Karen was the ITI Phelim Donlon Bursary recipient 2019, and worked on Fishamble’s A Play For Ireland in 2019. She completed the Channel 4 Screenwriting scheme 2019. She is The H Club’s Theatre Emerging Creative and an Arts Councils Next Generation Artist 2018/19. She has spoken on panels at RADA, the Traverse Theatre, the Guilty Feminist, and at RADA and written a monologue for the Guilty Feminist.
Twitter: @karenmcogan
What did you do with your Next Generation award?
I travelled, read and watched a ton of theatre, built new working relationships and above all, I wrote like the clappers, in a way I would never have been able to without the award. It moved me forward in ways that will continue to show themselves for years to come.
What has receiving a Next Generation award meant to you as an artist/for your career?
It solidified my path as an Irish writer — the feeling of being supported in a very practical and psychological way is hard to articulate. It was a formative year for me.
How would you describe your creative process?
Chaotic, disorganised, by the skin of my teeth, traumatic and joyful.
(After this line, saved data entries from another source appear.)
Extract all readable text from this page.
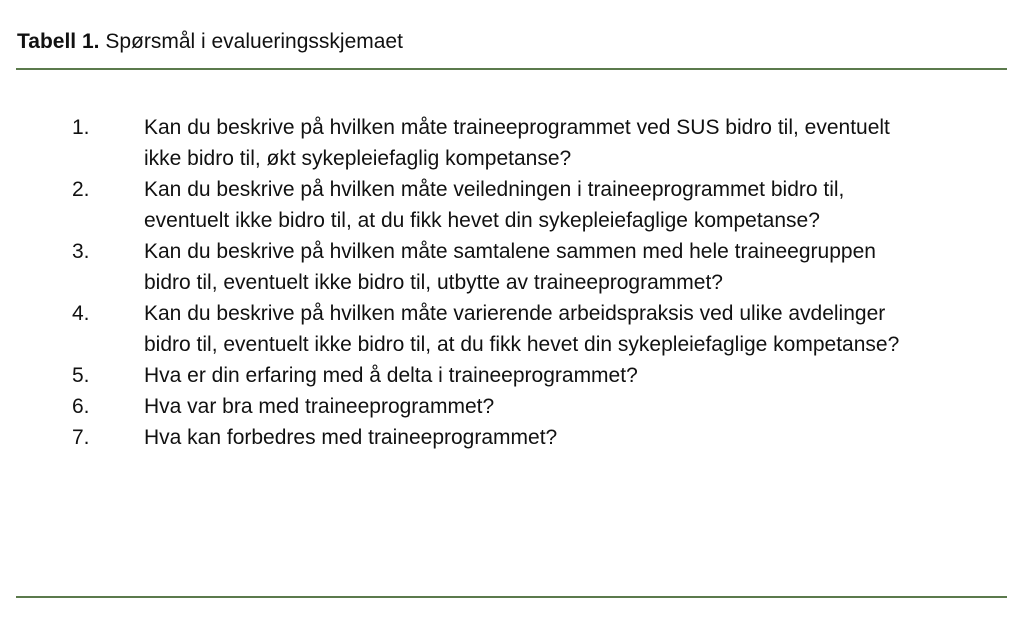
Tabell 1. Spørsmål i evalueringsskjemaet
1.	Kan du beskrive på hvilken måte traineeprogrammet ved SUS bidro til, eventuelt ikke bidro til, økt sykepleiefaglig kompetanse?
2.	Kan du beskrive på hvilken måte veiledningen i traineeprogrammet bidro til, eventuelt ikke bidro til, at du fikk hevet din sykepleiefaglige kompetanse?
3.	Kan du beskrive på hvilken måte samtalene sammen med hele traineegruppen bidro til, eventuelt ikke bidro til, utbytte av traineeprogrammet?
4.	Kan du beskrive på hvilken måte varierende arbeidspraksis ved ulike avdelinger bidro til, eventuelt ikke bidro til, at du fikk hevet din sykepleiefaglige kompetanse?
5.	Hva er din erfaring med å delta i traineeprogrammet?
6.	Hva var bra med traineeprogrammet?
7.	Hva kan forbedres med traineeprogrammet?
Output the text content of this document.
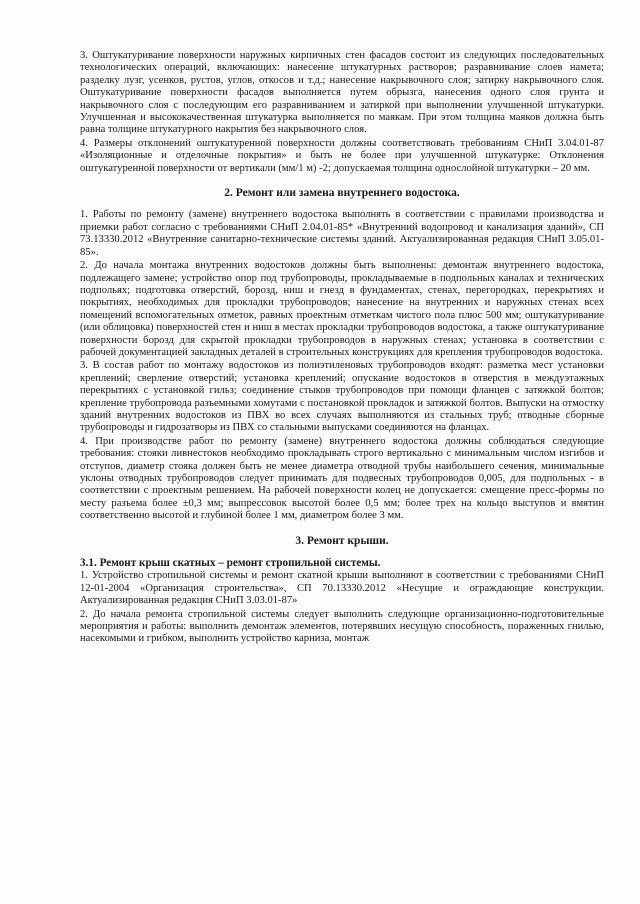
3. Оштукатуривание поверхности наружных кирпичных стен фасадов состоит из следующих последовательных технологических операций, включающих: нанесение штукатурных растворов; разравнивание слоев намета; разделку лузг, усенков, рустов, углов, откосов и т.д.; нанесение накрывочного слоя; затирку накрывочного слоя. Оштукатуривание поверхности фасадов выполняется путем обрызга, нанесения одного слоя грунта и накрывочного слоя с последующим его разравниванием и затиркой при выполнении улучшенной штукатурки. Улучшенная и высококачественная штукатурка выполняется по маякам. При этом толщина маяков должна быть равна толщине штукатурного накрытия без накрывочного слоя.

4. Размеры отклонений оштукатуренной поверхности должны соответствовать требованиям СНиП 3.04.01-87 «Изоляционные и отделочные покрытия» и быть не более при улучшенной штукатурке: Отклонения оштукатуренной поверхности от вертикали (мм/1 м) -2; допускаемая толщина однослойной штукатурки – 20 мм.

2. Ремонт или замена внутреннего водостока.

1. Работы по ремонту (замене) внутреннего водостока выполнять в соответствии с правилами производства и приемки работ согласно с требованиями СНиП 2.04.01-85* «Внутренний водопровод и канализация зданий», СП 73.13330.2012 «Внутренние санитарно-технические системы зданий. Актуализированная редакция СНиП 3.05.01-85».

2. До начала монтажа внутренних водостоков должны быть выполнены: демонтаж внутреннего водостока, подлежащего замене; устройство опор под трубопроводы, прокладываемые в подпольных каналах и технических подпольях; подготовка отверстий, борозд, ниш и гнезд в фундаментах, стенах, перегородках, перекрытиях и покрытиях, необходимых для прокладки трубопроводов; нанесение на внутренних и наружных стенах всех помещений вспомогательных отметок, равных проектным отметкам чистого пола плюс 500 мм; оштукатуривание (или облицовка) поверхностей стен и ниш в местах прокладки трубопроводов водостока, а также оштукатуривание поверхности борозд для скрытой прокладки трубопроводов в наружных стенах; установка в соответствии с рабочей документацией закладных деталей в строительных конструкциях для крепления трубопроводов водостока.

3. В состав работ по монтажу водостоков из полиэтиленовых трубопроводов входят: разметка мест установки креплений; сверление отверстий; установка креплений; опускание водостоков в отверстия в междуэтажных перекрытиях с установкой гильз; соединение стыков трубопроводов при помощи фланцев с затяжкой болтов; крепление трубопровода разъемными хомутами с постановкой прокладок и затяжкой болтов. Выпуски на отмостку зданий внутренних водостоков из ПВХ во всех случаях выполняются из стальных труб; отводные сборные трубопроводы и гидрозатворы из ПВХ со стальными выпусками соединяются на фланцах.

4. При производстве работ по ремонту (замене) внутреннего водостока должны соблюдаться следующие требования: стояки ливнестоков необходимо прокладывать строго вертикально с минимальным числом изгибов и отступов, диаметр стояка должен быть не менее диаметра отводной трубы наибольшего сечения, минимальные уклоны отводных трубопроводов следует принимать для подвесных трубопроводов 0,005, для подпольных - в соответствии с проектным решением. На рабочей поверхности колец не допускается: смещение пресс-формы по месту разъема более ±0,3 мм; выпрессовок высотой более 0,5 мм; более трех на кольцо выступов и вмятин соответственно высотой и глубиной более 1 мм, диаметром более 3 мм.

3. Ремонт крыши.
3.1. Ремонт крыш скатных – ремонт стропильной системы.

1. Устройство стропильной системы и ремонт скатной крыши выполняют в соответствии с требованиями СНиП 12-01-2004 «Организация строительства», СП 70.13330.2012 «Несущие и ограждающие конструкции. Актуализированная редакция СНиП 3.03.01-87»

2. До начала ремонта стропильной системы следует выполнить следующие организационно-подготовительные мероприятия и работы: выполнить демонтаж элементов, потерявших несущую способность, пораженных гнилью, насекомыми и грибком, выполнить устройство карниза, монтаж
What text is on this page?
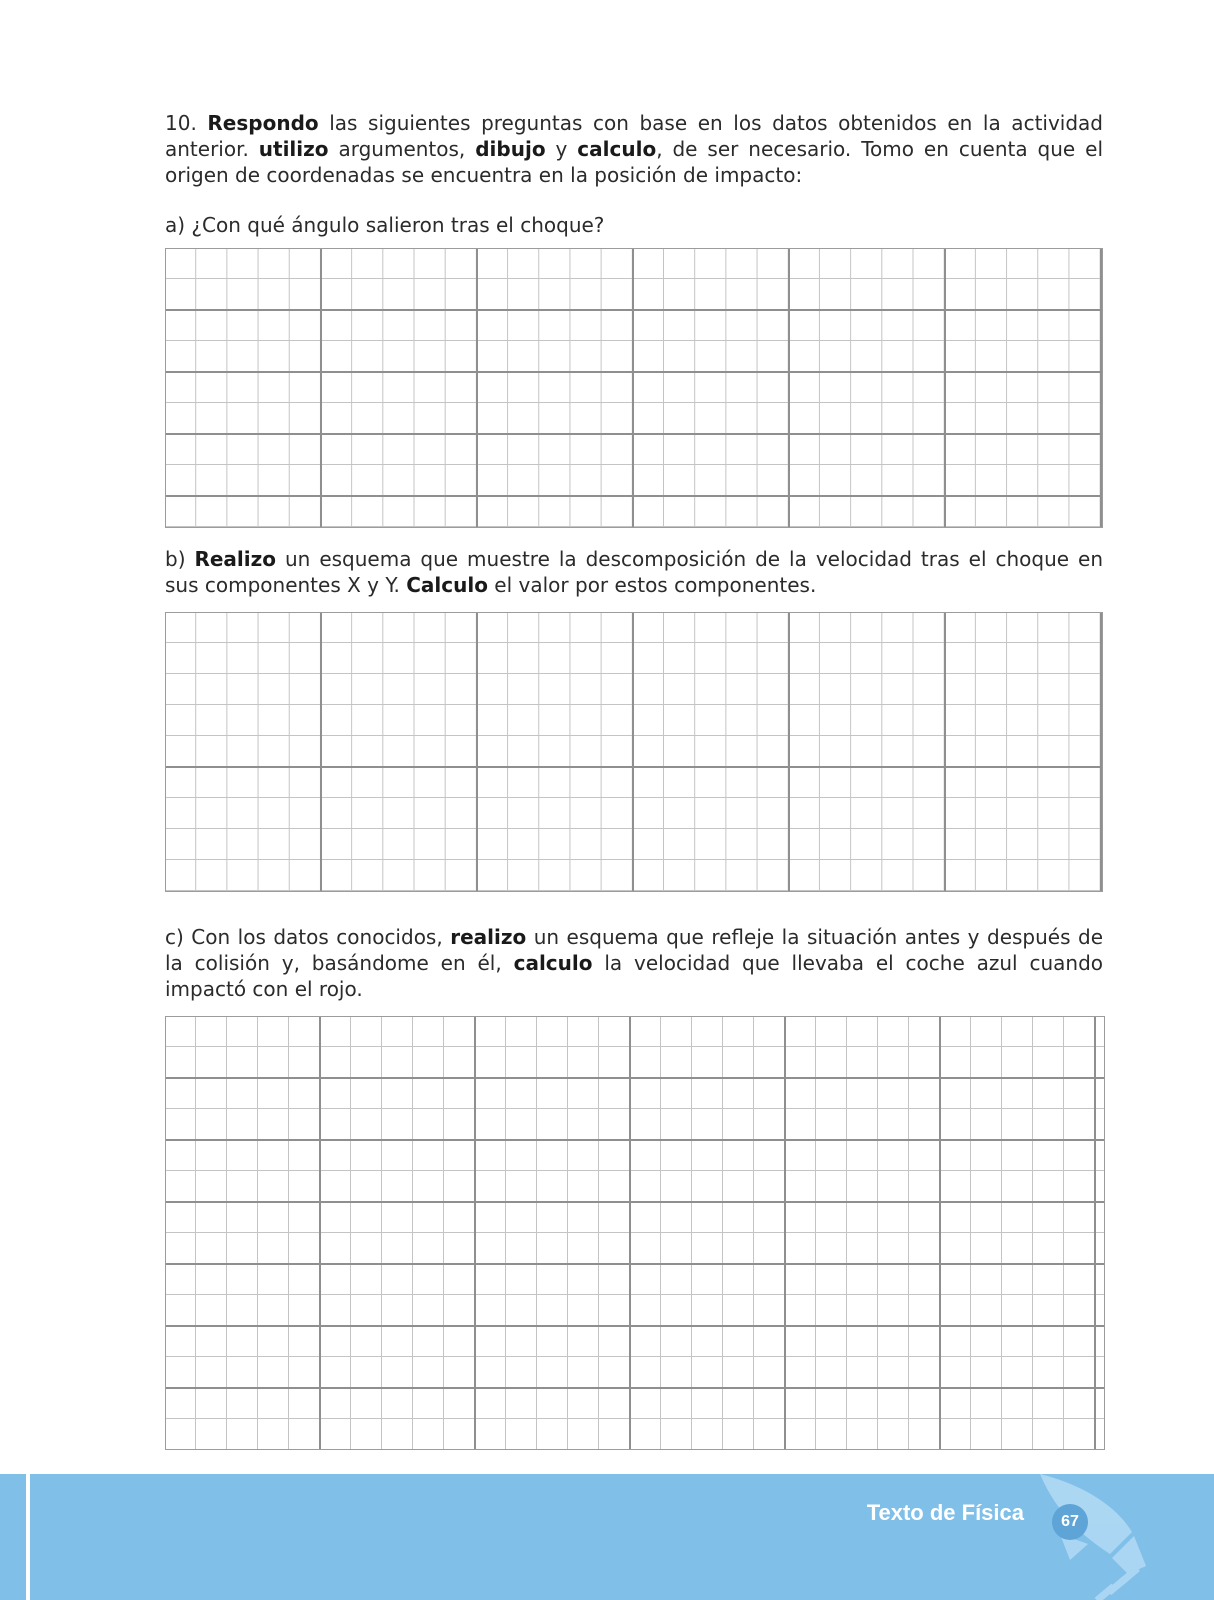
10. Respondo las siguientes preguntas con base en los datos obtenidos en la actividad anterior. utilizo argumentos, dibujo y calculo, de ser necesario. Tomo en cuenta que el origen de coordenadas se encuentra en la posición de impacto:

a) ¿Con qué ángulo salieron tras el choque?

b) Realizo un esquema que muestre la descomposición de la velocidad tras el choque en sus componentes X y Y. Calculo el valor por estos componentes.

c) Con los datos conocidos, realizo un esquema que refleje la situación antes y después de la colisión y, basándome en él, calculo la velocidad que llevaba el coche azul cuando impactó con el rojo.

Texto de Física	67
What is the best piece of advice you received as an emerging artist?
"Don’t Think!"
Also, someone told me that if you want creative opportunities to come looking for you, you have to be putting creative energy into the world. There’s a sort of privilege in that but I think it’s a mind-set of carving out a psychological space for yourself as a maker of whatever kind. Even if you don’t have the time to sit and make work, the knowledge that you deserve that time and will keep seeking until it opens up in front of you. Being supported financially is a huge part of that. Only a very small percentage of privileged people can make work without regular injections of funding.
What or who has influenced your practice the most?
That’s tough. ‘Everything’ is a nebulous answer but it is true— making work is an answer or a conversation with rage, injustice, loathing, emptiness, longing, the lot of it. Other artists who have a thousand juggles and hurdles to overcome before making their work inspire me hugely.